I usually start with one of the well-known industry lists, such as 100 Largest Losses in the Hydrocarbon Sector, published by Marsh, an insurance and risk management company. On paper, it’s a simple table of major events going back decades. But hidden inside that list are incidents that barely survived in written memory. A handful of words, repeated across databases, hint at something significant. Sometimes it’s the name of a town. Sometimes it’s an unusual product. Sometimes it’s an event that caused far more harm than anything else that happened that year.

Those are the ones I investigate further. I create a file, mark down what little is known, and begin the real process of discovery.

My research approach is best described as checking everything. I read through every Google result, explore Google Books, trawl through the Internet archive, scroll through newspapers.com, and search industry databases. When results come up in another language, I translate them. Sometimes machine translation opens doors that would have stayed closed a decade ago. Sometimes I reach out to local historical groups, libraries, or community pages and find old photographs or personal memories.

The work is slow, and each new source adds only a small piece of the puzzle. But over time those fragments begin to align. I find out who was involved, how the facility operated, what expansions had taken place, what technical conditions created the perfect storm, and how the incident unfolded in real time.

Every so often I’m fortunate enough to speak to someone who remembers the event firsthand. Firefighters, operators, or community members often share details that were never documented. Their stories bring the events to life and help me understand the decisions, pressures, and uncertainties that shaped the outcome.

Once I’ve built a complete picture, I move into writing. I always follow a loose structure that has worked well for me. I begin with an introduction that sets the tone, then explain how I discovered the incident and why I felt it was worth investigating. From there, I outline the background of the facility, its history, and the technical context needed to understand what happened.
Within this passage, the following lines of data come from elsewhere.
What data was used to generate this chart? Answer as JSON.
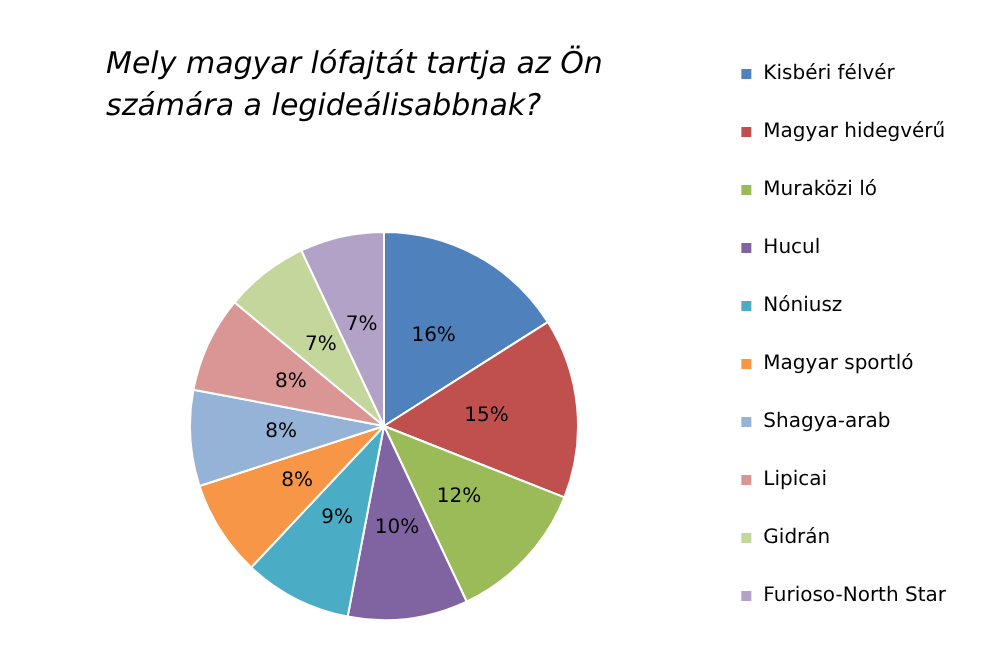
{
  "chart_data": {
    "type": "pie",
    "title": "Mely magyar lófajtát tartja az Ön számára a legideálisabbnak?",
    "categories": [
      "Kisbéri félvér",
      "Magyar hidegvérű",
      "Muraközi ló",
      "Hucul",
      "Nóniusz",
      "Magyar sportló",
      "Shagya-arab",
      "Lipicai",
      "Gidrán",
      "Furioso-North Star"
    ],
    "values": [
      16,
      15,
      12,
      10,
      9,
      8,
      8,
      8,
      7,
      7
    ],
    "value_labels": [
      "16%",
      "15%",
      "12%",
      "10%",
      "9%",
      "8%",
      "8%",
      "8%",
      "7%",
      "7%"
    ],
    "colors": [
      "#4f81bd",
      "#c0504d",
      "#9bbb59",
      "#8064a2",
      "#4bacc6",
      "#f79646",
      "#95b3d7",
      "#d99694",
      "#c3d69b",
      "#b3a2c7"
    ],
    "legend": "right"
  }
}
My goal is to write in a way that engages both engineers and non-engineers. I imagine a relative of someone affected by the incident picking up the article and wanting to understand it clearly. That helps me simplify the technical elements without losing accuracy. I rely on visuals, maps, hand drawn schematics, and straightforward explanations. Storytelling is central to everything I produce.

My presentations follow a different rhythm. I keep text to a minimum, using full screen images, animations, maps, and simple artwork to guide the audience through the event. I present at the Chemeca / Hazards Australasia conference held in Australia or New Zealand each year, which gives me the chance to refine the story. Occasionally, I’ll turn my presentations into a webinar for the IChemE Safety Centre and every so often, I’m delighted to see my work turn up in international publications.

Wherever possible I involve someone close to the incident to share their perspective. Their presence reminds us that these events were not abstract engineering failures, but moments that affected real people and real communities.

I’ve also been lucky to collaborate with fellow engineer Ramin Abhari, whose process safety graphic novels reach audiences far beyond those in our industry. I understand that some of the content we’ve developed may have been used in fire prevention education programmes, which is one of the most rewarding outcomes of this work.

Process safety has made great progress over the past fifty years, yet serious incidents still occur around the world. My LinkedIn feed reminds me of that weekly. The science is strong, but the message needs constant reinforcement. Many of the incidents I research sit on the edge of disappearing forever. If we stop telling these stories, we lose lessons that were earned at a cost nobody wants repeated.

That is why I keep going. I want to preserve these events in a way that is accurate, clear, and accessible. If one case study, one webinar, or one presentation helps someone recognise a warning sign or think differently about risk, then all the hours spent searching, translating, and piecing things together have been worthwhile.